Rectangular Shrines, South and North

Credit: BiblePlaces.com, Galilee and the North, Israel

Exodus 26 & 27 describe the dimensions of the desert Tabernacle and its courtyard. These show rectangular sacred spaces. In Exodus 27, it instructs: Make a courtyard for the tabernacle. The south side shall be a hundred cubits long and…the north side shall also be a hundred cubits long…The west end of the courtyard shall be fifty cubits wide and have curtains, with ten posts and ten bases. On the east end, toward the sunrise, the courtyard shall also be fifty cubits wide.” The Tabernacle building was similarly rectangular, with dimensions of 10 cubits wide by 30 cubits long.

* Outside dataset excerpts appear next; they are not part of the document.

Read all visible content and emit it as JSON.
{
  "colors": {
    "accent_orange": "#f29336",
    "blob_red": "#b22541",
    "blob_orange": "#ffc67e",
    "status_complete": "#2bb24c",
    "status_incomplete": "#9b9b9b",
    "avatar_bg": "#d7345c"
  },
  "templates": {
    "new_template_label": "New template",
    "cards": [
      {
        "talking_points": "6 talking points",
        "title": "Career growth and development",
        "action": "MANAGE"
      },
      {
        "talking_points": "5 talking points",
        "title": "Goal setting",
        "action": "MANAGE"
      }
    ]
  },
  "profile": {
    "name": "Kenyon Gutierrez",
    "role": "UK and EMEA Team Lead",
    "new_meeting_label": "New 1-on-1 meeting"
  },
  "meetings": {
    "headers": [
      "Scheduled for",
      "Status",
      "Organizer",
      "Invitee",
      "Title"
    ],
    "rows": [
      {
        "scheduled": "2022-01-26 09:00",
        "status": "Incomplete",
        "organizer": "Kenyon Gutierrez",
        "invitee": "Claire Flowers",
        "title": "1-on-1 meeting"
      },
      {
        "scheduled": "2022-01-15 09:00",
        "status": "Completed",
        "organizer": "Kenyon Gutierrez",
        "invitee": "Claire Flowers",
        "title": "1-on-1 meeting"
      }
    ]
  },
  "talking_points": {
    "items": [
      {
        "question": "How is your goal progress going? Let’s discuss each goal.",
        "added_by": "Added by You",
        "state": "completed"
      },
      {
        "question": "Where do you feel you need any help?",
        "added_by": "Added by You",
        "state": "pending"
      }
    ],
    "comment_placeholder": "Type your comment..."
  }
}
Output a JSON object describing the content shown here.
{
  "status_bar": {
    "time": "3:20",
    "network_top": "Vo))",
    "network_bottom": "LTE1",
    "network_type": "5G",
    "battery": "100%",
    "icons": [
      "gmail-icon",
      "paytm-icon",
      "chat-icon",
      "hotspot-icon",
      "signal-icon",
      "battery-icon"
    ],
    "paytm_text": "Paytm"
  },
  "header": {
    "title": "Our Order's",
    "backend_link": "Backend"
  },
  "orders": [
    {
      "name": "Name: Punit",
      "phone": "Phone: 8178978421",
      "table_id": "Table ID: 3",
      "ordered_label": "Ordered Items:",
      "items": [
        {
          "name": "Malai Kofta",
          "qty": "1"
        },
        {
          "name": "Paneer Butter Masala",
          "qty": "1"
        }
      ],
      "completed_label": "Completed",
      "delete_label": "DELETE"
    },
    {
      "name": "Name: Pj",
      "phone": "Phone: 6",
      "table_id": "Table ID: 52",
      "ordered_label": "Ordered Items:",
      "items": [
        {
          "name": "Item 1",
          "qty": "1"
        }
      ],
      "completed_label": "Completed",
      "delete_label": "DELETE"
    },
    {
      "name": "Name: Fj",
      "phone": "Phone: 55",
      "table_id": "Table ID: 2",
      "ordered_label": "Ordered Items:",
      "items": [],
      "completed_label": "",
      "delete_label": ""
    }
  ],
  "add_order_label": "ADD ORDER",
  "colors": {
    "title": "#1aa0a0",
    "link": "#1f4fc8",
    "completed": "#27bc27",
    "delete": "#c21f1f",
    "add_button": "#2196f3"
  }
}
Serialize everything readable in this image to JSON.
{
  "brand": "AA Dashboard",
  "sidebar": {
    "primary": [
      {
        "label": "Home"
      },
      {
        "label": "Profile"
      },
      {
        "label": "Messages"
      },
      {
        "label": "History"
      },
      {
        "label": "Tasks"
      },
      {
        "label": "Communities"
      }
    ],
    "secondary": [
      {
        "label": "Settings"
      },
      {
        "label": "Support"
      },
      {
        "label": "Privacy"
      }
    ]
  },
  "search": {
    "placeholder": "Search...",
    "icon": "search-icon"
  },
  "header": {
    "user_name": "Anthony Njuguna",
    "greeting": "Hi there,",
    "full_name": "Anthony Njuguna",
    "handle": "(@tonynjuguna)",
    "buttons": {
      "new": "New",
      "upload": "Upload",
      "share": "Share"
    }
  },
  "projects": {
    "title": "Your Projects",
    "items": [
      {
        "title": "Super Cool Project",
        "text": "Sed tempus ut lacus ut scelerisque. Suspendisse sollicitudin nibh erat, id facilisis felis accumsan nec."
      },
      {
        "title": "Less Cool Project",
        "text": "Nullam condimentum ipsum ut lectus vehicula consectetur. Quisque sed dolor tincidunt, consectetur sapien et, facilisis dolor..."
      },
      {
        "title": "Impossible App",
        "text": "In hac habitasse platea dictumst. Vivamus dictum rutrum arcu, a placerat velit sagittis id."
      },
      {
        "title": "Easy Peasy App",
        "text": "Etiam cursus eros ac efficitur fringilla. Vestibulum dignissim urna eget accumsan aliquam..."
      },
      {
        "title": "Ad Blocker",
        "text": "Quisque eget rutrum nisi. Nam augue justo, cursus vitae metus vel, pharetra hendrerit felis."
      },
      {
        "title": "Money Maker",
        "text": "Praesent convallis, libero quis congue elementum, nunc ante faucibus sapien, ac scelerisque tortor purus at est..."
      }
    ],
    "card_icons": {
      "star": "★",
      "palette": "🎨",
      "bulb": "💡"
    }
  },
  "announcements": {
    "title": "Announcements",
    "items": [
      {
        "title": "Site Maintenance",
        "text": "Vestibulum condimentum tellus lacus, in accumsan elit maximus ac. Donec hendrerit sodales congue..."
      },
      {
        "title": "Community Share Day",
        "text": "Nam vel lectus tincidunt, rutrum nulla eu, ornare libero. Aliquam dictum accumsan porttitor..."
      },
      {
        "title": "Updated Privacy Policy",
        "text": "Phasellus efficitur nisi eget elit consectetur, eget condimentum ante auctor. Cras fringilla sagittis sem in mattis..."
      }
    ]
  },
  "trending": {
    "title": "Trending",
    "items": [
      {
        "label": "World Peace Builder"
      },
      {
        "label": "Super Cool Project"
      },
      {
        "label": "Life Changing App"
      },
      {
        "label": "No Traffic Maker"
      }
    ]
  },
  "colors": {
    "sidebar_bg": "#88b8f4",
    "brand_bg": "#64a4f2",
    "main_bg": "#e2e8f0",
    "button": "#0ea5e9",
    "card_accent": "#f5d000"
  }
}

Solomon’s Temple structure was also rectangular shaped. In 1 Kings 6 the construction is described as follows: “In the four hundred and eightieth year after the Israelites came out of Egypt, in the fourth year of Solomon’s reign over Israel, in the month of Ziv, the second month, he began to build the temple of the Lord. The temple that King Solomon built for the Lord was sixty cubits long, twenty wide and thirty high.” Again, it was a rectangular shaped structure, its dimensions double that of the Tabernacle.

In 1 Kings 12, after he led the northern tribes to secede from the Davidic kingdom, Jeroboam set up shrines to compete with the shrine in Jerusalem. “It is too much for you to go up to Jerusalem. Here are your gods, Israel, who brought you up out of Egypt.” One he set up in Bethel, and the other in Dan.

At Tel Dan, archaeologists discovered a temple sanctuary that dates to the Iron IIA period. The site contained a large animal sacrificial altar and smaller altars that were likely used for incense.

Archaeological sites can be studied as layers. An earlier site is filled and covered and a new site is built above the older material. At Tel Dan, the observable sanctuary site, referred to as Bamah B, measured at 62×60 feet. This layer was assigned to the mid-9th century BCE. However, this layer appears to have been an expansion of an earlier temple site. And this earlier high sanctuary, referred to as Bamah A, was a rectangular site, measured at 22’x60’, comparable to the dimensions of Solomon’s Temple as described in the Bible.

The image above is of the high place at Tel Dan.